Note that some formats are by default single-file, while others use many files:

Format Single file Multiple files
Kili
Yolo
Pascal VOC
COCO

For all the formats, in the output archive, a README.kili.txt file is also created. Here is an example of its contents:

Exported Labels from KILI
=========================

- Project name: Awesome annotation project
- Project identifier: abcdefghijklmnop
- Project description: This project contains labels, most of which are awesome.
- Export date: 20221125-093324
- Exported format: kili
- Exported labels: latest

Kili format, one file per asset

The following code snippet exports the whole asset payload and the associated labels, with one json file per asset, into the /tmp/export.zip folder.

kili.export_labels(
    project_id=your_project_id,
    filename="/tmp/export.zip",
    fmt="kili",
)
Fetching assets...
/tmp/export.zip

Kili format, one file for the whole project

This code snippet exports the whole asset payload and the associated labels as one file for the whole project, into the /tmp/export.zip folder.

kili.export_labels(
    project_id=your_project_id,
    filename="/tmp/export.zip",
    fmt="kili",
    single_file=True,
)
Fetching assets...
/tmp/export.zip

YOLO formats

When you have at least one object etection job, you can also export to one of the following YOLO formats: "yolo_v4", "yolo_v5", "yolo_v7" or "yolo_v8". The difference between each format is the structure of the metadata YAML file, which specifies the object classes.
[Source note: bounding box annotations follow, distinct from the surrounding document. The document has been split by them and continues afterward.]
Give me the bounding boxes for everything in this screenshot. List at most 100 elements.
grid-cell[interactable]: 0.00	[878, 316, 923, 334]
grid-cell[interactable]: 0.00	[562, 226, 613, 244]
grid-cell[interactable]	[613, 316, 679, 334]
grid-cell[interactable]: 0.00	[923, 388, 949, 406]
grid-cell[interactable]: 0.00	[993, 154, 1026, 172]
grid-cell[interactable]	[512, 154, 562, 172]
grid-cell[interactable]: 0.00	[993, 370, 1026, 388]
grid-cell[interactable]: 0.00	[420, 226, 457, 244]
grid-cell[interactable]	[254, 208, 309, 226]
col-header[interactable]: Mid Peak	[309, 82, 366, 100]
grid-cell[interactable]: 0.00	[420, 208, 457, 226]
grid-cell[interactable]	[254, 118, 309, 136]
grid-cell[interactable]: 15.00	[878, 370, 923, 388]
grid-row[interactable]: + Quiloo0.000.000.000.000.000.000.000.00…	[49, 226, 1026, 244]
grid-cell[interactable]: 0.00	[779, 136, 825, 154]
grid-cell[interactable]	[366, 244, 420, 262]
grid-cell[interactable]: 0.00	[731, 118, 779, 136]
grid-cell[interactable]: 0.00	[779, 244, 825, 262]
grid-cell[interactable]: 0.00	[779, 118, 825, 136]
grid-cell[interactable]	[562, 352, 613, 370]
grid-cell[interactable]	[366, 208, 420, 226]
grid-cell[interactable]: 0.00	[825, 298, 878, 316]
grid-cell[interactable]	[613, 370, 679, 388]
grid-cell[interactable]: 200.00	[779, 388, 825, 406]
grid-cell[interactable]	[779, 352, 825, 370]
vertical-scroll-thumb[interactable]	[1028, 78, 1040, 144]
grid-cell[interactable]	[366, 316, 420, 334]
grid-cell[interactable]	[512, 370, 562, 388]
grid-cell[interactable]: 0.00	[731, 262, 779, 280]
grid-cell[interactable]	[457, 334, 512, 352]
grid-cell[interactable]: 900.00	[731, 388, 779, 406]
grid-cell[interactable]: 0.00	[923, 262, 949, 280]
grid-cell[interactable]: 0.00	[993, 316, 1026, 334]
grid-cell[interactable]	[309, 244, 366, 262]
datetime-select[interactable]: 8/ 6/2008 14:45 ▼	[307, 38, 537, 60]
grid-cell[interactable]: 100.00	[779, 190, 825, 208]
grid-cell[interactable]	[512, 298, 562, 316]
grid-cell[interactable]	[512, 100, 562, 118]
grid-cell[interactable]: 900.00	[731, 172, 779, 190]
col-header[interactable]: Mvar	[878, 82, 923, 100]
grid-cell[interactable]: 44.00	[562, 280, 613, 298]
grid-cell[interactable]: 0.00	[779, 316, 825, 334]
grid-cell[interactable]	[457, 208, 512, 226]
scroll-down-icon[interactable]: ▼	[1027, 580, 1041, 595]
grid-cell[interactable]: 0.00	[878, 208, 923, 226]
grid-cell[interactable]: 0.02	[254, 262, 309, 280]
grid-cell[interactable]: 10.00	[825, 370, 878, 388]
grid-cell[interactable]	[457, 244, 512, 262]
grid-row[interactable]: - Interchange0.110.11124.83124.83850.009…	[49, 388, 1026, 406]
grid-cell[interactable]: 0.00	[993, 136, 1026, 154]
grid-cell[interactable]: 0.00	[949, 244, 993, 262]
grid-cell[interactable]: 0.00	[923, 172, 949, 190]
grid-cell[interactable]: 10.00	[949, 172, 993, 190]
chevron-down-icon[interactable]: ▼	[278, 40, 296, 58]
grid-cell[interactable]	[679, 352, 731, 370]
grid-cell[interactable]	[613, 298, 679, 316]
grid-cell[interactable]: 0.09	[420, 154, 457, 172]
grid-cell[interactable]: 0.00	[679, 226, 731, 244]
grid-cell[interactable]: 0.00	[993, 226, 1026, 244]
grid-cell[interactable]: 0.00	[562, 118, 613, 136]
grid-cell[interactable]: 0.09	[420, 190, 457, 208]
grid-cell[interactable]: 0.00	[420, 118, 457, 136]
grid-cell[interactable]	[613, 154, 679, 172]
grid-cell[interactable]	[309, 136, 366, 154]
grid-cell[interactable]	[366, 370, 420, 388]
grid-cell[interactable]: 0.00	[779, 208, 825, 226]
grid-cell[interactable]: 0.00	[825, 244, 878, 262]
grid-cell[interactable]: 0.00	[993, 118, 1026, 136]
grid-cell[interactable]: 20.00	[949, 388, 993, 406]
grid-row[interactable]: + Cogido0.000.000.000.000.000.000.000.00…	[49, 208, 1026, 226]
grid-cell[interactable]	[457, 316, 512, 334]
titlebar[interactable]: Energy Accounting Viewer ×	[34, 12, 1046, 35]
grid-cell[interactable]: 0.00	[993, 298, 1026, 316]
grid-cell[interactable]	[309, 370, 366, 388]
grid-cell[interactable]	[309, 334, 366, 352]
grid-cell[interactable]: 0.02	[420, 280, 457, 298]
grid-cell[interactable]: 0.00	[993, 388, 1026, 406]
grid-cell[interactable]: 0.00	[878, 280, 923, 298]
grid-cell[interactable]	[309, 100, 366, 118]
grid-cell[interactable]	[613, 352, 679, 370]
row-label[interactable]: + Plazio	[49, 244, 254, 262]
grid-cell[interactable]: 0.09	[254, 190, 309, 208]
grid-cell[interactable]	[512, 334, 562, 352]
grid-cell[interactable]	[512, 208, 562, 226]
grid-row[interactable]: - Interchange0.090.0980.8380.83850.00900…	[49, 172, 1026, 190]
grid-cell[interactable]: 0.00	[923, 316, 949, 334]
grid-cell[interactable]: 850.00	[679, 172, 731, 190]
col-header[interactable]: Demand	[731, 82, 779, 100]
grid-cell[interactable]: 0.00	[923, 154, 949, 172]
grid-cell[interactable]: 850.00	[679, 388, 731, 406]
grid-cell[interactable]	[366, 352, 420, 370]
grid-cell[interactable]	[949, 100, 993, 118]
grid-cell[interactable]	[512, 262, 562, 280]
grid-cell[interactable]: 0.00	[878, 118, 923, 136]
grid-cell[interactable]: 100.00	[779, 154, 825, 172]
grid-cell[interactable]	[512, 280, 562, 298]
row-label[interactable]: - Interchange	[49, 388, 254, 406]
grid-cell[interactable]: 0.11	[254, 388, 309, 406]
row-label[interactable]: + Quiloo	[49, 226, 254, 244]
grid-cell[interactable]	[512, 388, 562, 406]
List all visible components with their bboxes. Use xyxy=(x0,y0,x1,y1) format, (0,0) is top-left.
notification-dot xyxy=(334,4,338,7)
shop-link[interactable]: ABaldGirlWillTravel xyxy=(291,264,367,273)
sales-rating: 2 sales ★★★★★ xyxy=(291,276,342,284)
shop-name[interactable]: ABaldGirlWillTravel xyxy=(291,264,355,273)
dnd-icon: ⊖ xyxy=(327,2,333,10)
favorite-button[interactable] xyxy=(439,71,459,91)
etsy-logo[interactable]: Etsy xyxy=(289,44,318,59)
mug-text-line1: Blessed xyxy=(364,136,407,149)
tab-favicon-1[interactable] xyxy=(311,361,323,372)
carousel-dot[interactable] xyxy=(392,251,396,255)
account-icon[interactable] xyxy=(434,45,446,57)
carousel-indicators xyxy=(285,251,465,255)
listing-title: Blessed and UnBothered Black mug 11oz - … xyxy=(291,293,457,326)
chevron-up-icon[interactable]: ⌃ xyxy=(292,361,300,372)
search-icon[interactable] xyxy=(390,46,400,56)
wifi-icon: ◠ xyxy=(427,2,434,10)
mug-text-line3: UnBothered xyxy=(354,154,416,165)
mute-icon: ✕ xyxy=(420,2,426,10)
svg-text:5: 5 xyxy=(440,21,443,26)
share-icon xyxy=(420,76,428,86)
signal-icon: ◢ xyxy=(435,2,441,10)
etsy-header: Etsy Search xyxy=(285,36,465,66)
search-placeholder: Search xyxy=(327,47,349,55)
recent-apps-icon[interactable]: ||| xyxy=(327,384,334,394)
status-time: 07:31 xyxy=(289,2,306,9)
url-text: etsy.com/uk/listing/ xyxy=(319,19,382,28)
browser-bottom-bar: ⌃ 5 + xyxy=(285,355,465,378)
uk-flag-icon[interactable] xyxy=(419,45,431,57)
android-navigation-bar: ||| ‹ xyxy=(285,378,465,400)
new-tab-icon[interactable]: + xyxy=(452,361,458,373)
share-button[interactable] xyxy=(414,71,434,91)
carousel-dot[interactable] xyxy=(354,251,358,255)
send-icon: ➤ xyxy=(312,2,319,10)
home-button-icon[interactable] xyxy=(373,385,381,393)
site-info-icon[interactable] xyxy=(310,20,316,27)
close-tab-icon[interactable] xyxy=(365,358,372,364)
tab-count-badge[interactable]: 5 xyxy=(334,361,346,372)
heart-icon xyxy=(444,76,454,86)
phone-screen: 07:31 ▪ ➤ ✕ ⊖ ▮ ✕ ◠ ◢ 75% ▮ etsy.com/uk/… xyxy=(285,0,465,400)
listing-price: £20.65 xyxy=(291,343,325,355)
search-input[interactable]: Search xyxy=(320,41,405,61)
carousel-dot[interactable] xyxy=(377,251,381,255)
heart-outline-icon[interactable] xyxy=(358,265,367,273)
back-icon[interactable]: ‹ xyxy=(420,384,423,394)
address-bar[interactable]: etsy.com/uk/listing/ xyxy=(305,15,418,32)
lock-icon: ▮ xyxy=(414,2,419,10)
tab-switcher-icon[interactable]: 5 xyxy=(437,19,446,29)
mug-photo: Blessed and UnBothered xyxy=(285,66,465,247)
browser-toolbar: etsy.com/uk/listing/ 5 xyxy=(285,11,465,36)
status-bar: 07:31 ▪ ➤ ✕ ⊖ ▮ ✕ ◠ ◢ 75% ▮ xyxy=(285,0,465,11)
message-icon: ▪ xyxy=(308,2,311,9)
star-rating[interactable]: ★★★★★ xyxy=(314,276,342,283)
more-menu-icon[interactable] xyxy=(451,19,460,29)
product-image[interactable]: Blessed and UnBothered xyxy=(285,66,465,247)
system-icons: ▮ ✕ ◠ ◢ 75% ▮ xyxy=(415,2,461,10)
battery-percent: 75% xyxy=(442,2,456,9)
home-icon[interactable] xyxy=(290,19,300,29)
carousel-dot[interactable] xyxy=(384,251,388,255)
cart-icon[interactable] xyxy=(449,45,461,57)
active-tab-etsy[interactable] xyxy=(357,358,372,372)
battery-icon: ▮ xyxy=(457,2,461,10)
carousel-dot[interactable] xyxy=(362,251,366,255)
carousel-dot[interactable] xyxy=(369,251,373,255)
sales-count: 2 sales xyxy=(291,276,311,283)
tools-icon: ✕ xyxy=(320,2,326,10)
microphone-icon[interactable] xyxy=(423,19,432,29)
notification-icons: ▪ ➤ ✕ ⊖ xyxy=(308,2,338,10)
In all the cases, one file per asset is produced, containing the last created DEFAULT or REVIEW label.

For bouding boxes, each YOLO label has the following shape:

2        0.25 0.67 0.26 0.34
^        ^    ^    ^    ^
class    x    y    w    h

where:

  • class is the class index in the classes list contained in the YOLO metadata file.
  • x is the x-coordinate relative to the image width (between 0.0 and 1.0) of the center of the bounding box.
  • y is the y-coordinate relative to the image height (between 0.0 and 1.0) of the center of the bounding box.
  • w is the width relative to the image width (between 0.0 and 1.0) of the bounding box.
  • h is the height relative to the image height (between 0.0 and 1.0) of the bounding box.

For polygons or segmentations, each YOLO label has the following shape:

2        0.25 0.67 0.26 0.34 0.4 0.5 0.6 0.7  ...
^        ^    ^    ^    ^    ^   ^   ^   ^
class    x1   y1   x2   y2   x3  y3  x4  y4   ...

where:

  • class is the class index in the classes list contained in the YOLO metadata file.
  • xi is the x-coordinate relative to the image width (between 0.0 and 1.0) of the i-th point of the polygon.
  • yi is the y-coordinate relative to the image height (between 0.0 and 1.0) of the i-th point of the polygon.

Here is an example of a YOLO annotation over an image:

image.png

Here is how to export to YOLO (in this example, YOLOv5):

kili.export_labels(
    project_id=your_project_id,
    filename="/tmp/export.zip",
    fmt="yolo_v5",
)
Fetching assets...
/tmp/export.zip

Note that a standard YOLO file format must also include:

  • The path root to the assets
  • The train, val and test subfolders

Placing specific data in specific folders is the decision of an ML engineer or a Data scientist, so we are not providing a code snippet here.

COCO format

To export your data into the COCO format, run the following code:

kili.export_labels(
    project_id=your_project_id,
    filename="/tmp/export.zip",
    fmt="coco",
)
Fetching assets...
Convert to coco format: 1it [00:00, 54.94it/s]
/tmp/export.zip

This will create an archive containing both:

  • The COCO annotation file
  • The data/ folder with all the assets

Cleanup

We can remove the project that we created:

kili.delete_project(your_project_id)

Summary

In this tutorial, we have seen several ways to export labels from a Kili project:

  • Using .assets and .labels and their filtering arguments, a subset of assets or labels can be selected and then exported.
  • Using .export_labels, the whole project can be exported into a standard output format.